How Bicycle PCR Improves Accuracy

Standard qPCR

Standard qPCR is unable to statistically separate a low positive cancer sample compared to a normal DNA sample. This is because the probe will bind to the normal DNA at a rate around 1%. This means the noise is above the signal of a low positive cancer DNA.

Blocking PCR

Blocking PCR can clearly detect a low positive cancer DNA sample. However, blocking PCR can not distinguish between a normal DNA sample and a sample where the DNA was not added. This is because the blocker always prevents the normal DNA from replicating.

Bicycle PCR

Bicycle PCR creates clear and statistically powered separation between a low positive cancer DNA sample and a normal DNA sample. Bicycle PCR can inactivate the blocker. This allows Bicycle PCR to have the very high sensitivity of blocking PCR and the internal control of normal PCR.

Bicycle PCR

Bicycle PCR is the simple solution to greatly improving the accuracy of cancer DNA diagnostics.

Bicycle PCR can accurately detect a single copy of mutant DNA, for a single target mutation. Bicycle PCR accomplishing this by advancing the foundation understanding of PCR. This approach is completely different from most competitors. They claim to increase sensitivity by increasing the number of target genes or by using software (like Artificial Intelligence). These competitors often only mention analytical sensitivity and ignore specificity. Bicycle PCR improves most sensitivity and specificity because it changes the primary source of error (noise) in molecular diagnostics.

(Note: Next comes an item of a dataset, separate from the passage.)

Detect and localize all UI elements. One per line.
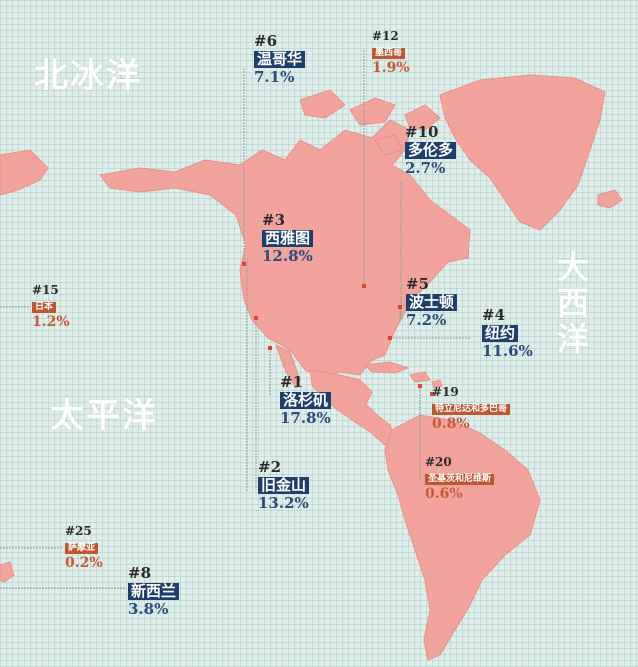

Bicycle PCR temporarily prevents the replication of normal DNA during a PCR. Noise, or false positive signal, is caused by probe mismatch hybridization to the normal DNA. Noise is suppressed in Bicycle PCR by temporarily preventing the replication of normal DNA. This creates large statistical separation between a normal DNA sample and a low positive cancer sample. Bicycle PCR has a validated sensitivity of 0.006% variant allele frequency.

Bicycle PCR can easily be incorporated into any standard qPCR or digital PCR assay by adding a blocking oligonucleotide and changing the thermal cycling parameters.

Bicycle PCR versus Blocking PCR

The innovation of Bicycle PCR is the ability to inactivate the blocker. Blocking PCR has been around for 30 years, beginning with PNA clamping. Numerous other blocking technologies have been invented over the years and some have been commercially launched. Thermo Fisher has castPCR and Bio-Rad licensed the NuProbe blocking technology. These blocking methods have consistently shown a sensitivity of 0.01%, however none have been widely adopted. The reason these highly sensitive technologies have not been widely used, despite high sensitivity, is because they are too good at blocking. This problem can be seen in Bio-Rad's ESR1 workflow (#12019648) or in castPCR workflow. The workflow is split into two parts, one with a blocker and one without a blocker. This split workflow highlights how current blocking strategies lack the quality control and internal reference needed to be widely used.

Bicycle PCR overcomes the issues all previous blocking technologies by inventing a method which inactivates the blocker. Bicycle PCR has two different thermal cycles parameters. The first cycle only replicates the mutant DNA, the second cycle replicates the mutant and the normal DNA. This innovation of inactivating a blocker, means that the workflow of blocking PCR no longer has to be split. The single workflow of qPCR or digital PCR can be used, together with Bicycle PCR, to create a test with high sensitivity and high specificity.